Relationship between discriminative connectivity and local high-gamma activity.

(A) Histogram of FC values for all discriminative edges (pooled across states). While skewed toward stronger correlations, the distribution includes many weak connections that conventional magnitude thresholds would overlook. (B) The cortical distribution of state-specific discriminative connections. The color represents median functional connectivity values, representing the prominent connectivity patterns that remain stable across the trials of these state. (C) Histogram of high-gamma activity, averaged across trials and time at nodes participating in discriminative connections. (D) The cortical distribution of mean high-gamma activity, only for nodes participating in discriminative connections of each state. (E) Scatter-plot of mean connectivity strength versus mean high-gamma activity for the nodes participating in discriminative connections. A positive trend is present, yet many nodes deviate markedly, indicating regions with high connectivity but low signal activity and vice versa. (F) Connectivity–activity relative distance index projected onto the cortex (pink = nodes with relatively higher connectivity than activity; green = nodes with higher activity than connectivity). This map highlights regions whose functional importance is underestimated by activity-only analyses. (All brain surfaces are shown in left-hemisphere lateral view; right-hemisphere results are analogous and shown in Supplementary Figure 3.)
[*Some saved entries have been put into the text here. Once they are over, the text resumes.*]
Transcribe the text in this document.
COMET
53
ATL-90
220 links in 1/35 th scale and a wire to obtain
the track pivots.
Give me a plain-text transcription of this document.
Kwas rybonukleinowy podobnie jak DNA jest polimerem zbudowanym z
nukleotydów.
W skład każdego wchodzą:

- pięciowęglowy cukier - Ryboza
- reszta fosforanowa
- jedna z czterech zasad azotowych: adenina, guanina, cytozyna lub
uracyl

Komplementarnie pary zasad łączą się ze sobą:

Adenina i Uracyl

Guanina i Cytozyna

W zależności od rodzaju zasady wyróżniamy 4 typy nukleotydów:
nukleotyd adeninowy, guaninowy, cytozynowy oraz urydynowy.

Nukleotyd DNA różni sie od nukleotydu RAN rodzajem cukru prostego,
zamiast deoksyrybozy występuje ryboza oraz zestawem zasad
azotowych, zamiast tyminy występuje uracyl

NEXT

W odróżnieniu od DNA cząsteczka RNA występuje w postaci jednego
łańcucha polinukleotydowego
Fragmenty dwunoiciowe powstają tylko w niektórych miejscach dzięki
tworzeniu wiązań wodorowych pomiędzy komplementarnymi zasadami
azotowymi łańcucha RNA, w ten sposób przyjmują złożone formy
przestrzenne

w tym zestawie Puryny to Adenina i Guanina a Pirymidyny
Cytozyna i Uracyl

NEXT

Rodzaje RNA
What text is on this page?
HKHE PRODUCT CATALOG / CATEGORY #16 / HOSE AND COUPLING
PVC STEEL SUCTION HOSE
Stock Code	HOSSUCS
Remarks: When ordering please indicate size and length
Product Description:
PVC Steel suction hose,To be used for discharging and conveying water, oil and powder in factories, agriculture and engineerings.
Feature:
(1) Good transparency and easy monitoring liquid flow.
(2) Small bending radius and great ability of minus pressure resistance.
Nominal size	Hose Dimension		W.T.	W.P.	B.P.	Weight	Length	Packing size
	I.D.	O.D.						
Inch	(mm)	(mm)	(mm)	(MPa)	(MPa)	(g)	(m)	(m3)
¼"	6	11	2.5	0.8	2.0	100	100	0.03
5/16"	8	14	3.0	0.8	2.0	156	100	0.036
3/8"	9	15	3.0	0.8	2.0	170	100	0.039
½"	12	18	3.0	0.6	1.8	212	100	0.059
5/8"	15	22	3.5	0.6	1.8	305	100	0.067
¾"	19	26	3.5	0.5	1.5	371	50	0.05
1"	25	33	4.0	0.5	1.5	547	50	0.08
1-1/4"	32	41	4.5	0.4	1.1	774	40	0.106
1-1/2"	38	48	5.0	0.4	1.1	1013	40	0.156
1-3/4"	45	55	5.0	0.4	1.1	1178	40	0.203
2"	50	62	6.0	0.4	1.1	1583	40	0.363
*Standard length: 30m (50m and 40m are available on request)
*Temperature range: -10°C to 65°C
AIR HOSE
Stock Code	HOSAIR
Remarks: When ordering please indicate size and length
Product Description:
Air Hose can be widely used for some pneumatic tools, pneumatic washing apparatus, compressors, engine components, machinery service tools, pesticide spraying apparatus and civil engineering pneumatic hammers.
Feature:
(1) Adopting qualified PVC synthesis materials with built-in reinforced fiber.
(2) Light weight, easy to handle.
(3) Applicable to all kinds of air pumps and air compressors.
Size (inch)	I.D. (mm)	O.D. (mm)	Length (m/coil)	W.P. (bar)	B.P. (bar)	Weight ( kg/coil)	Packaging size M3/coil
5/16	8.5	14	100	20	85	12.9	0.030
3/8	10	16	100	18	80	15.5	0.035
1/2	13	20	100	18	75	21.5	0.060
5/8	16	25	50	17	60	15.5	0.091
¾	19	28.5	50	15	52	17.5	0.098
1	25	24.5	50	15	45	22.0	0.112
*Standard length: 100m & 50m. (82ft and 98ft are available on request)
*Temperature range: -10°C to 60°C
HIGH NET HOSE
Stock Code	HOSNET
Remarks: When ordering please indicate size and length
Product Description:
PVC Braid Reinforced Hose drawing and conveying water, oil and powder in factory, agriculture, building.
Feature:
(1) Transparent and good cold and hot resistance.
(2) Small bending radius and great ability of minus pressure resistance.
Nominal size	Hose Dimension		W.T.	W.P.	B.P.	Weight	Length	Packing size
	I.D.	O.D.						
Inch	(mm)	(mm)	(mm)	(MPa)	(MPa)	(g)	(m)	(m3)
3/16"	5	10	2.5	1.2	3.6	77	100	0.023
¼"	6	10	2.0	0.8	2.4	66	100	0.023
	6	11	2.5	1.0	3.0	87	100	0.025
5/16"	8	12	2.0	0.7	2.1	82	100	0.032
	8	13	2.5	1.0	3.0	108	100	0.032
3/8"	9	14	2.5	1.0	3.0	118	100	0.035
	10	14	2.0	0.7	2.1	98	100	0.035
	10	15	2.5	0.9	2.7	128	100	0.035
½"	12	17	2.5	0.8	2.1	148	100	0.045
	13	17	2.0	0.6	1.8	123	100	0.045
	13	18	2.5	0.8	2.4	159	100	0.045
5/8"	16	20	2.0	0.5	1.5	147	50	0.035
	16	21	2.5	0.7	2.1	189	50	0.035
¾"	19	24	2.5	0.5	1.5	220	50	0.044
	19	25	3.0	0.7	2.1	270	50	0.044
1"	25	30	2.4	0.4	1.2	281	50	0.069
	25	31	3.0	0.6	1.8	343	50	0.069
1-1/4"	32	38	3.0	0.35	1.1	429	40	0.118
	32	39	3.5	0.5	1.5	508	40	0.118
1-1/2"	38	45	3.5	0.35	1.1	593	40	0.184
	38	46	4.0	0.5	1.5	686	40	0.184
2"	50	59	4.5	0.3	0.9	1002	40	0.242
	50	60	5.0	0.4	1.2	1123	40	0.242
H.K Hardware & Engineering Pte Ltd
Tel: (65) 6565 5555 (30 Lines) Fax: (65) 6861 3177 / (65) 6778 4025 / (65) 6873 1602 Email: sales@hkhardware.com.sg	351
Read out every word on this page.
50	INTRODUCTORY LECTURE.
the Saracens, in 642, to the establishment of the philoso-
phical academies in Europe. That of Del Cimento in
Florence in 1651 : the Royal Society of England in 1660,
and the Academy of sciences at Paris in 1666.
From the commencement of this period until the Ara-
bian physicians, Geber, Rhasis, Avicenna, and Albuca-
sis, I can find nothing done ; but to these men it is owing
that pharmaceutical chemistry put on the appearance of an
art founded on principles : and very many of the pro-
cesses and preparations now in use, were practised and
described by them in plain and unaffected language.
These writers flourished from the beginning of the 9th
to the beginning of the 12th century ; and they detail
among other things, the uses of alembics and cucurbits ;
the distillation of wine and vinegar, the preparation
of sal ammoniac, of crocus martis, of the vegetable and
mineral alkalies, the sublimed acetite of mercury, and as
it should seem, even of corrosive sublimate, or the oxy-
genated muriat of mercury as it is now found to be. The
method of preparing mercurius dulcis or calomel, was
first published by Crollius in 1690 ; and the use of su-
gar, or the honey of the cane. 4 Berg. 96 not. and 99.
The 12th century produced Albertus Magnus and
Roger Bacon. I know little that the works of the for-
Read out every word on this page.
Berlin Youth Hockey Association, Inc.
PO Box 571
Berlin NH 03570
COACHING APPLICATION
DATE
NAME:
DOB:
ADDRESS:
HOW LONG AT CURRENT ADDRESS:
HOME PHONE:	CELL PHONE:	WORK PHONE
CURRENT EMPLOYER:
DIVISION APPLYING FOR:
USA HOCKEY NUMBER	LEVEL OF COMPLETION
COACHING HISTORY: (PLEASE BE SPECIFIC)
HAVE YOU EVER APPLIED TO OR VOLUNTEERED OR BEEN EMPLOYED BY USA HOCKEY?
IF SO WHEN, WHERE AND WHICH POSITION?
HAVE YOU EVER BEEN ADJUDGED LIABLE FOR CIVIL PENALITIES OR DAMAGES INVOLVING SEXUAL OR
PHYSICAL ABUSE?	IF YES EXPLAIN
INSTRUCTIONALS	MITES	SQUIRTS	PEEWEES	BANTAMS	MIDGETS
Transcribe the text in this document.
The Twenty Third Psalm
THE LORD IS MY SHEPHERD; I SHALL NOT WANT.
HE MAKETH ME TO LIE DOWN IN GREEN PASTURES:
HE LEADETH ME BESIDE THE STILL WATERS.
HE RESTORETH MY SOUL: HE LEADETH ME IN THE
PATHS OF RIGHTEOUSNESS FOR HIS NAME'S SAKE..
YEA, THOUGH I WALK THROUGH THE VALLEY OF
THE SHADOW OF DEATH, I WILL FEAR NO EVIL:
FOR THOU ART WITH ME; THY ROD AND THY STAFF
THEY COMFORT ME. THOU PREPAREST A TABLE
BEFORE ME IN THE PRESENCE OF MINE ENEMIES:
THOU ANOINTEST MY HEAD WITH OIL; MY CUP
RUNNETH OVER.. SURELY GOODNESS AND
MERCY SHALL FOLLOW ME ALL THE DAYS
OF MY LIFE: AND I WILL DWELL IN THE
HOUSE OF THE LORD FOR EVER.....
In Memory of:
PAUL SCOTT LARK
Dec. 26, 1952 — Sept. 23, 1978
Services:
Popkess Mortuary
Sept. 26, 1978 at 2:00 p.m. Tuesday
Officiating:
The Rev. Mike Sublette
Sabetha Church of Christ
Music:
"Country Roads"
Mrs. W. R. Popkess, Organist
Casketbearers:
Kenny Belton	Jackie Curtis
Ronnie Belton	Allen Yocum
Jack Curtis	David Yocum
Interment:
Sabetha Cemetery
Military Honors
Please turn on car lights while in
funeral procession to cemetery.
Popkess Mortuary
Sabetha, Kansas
The spatial electrode coverage across participants, showing both right and left hemisphere.

Functional Connections identified using two methods, for participants with right hemisphere coverage.

(A) Cortical distribution of discriminative connections for each state. Orange lines depict connections whose median absolute deviation of the transformed SVM weights survive a Laplacian tail bound significance threshold; node positions correspond to electrodes. (B) Cortical distribution of connections selected solely by magnitude thresholding. The widespread, non-specific pattern contrasts with panel A, underscoring the greater specificity of the discriminative approach.

Relationship between discriminative connectivity and local high-gamma activity, for participants with right hemisphere coverage.

(A) The cortical distribution of state-specific discriminative connections, visualized on the right lateral view of an average brain. The color represents mean functional connectivity values, representing the prominent connectivity patterns that remain stable across the trials of these state. (B) The cortical distribution of mean high-gamma activity, only for nodes participating in discriminative connections of each state. (C) Connectivity–activity relative distance index projected onto the cortex (pink = nodes with relatively higher connectivity than activity; green = nodes with higher activity than connectivity). This map highlights regions whose functional importance is underestimated by activity-only analyses.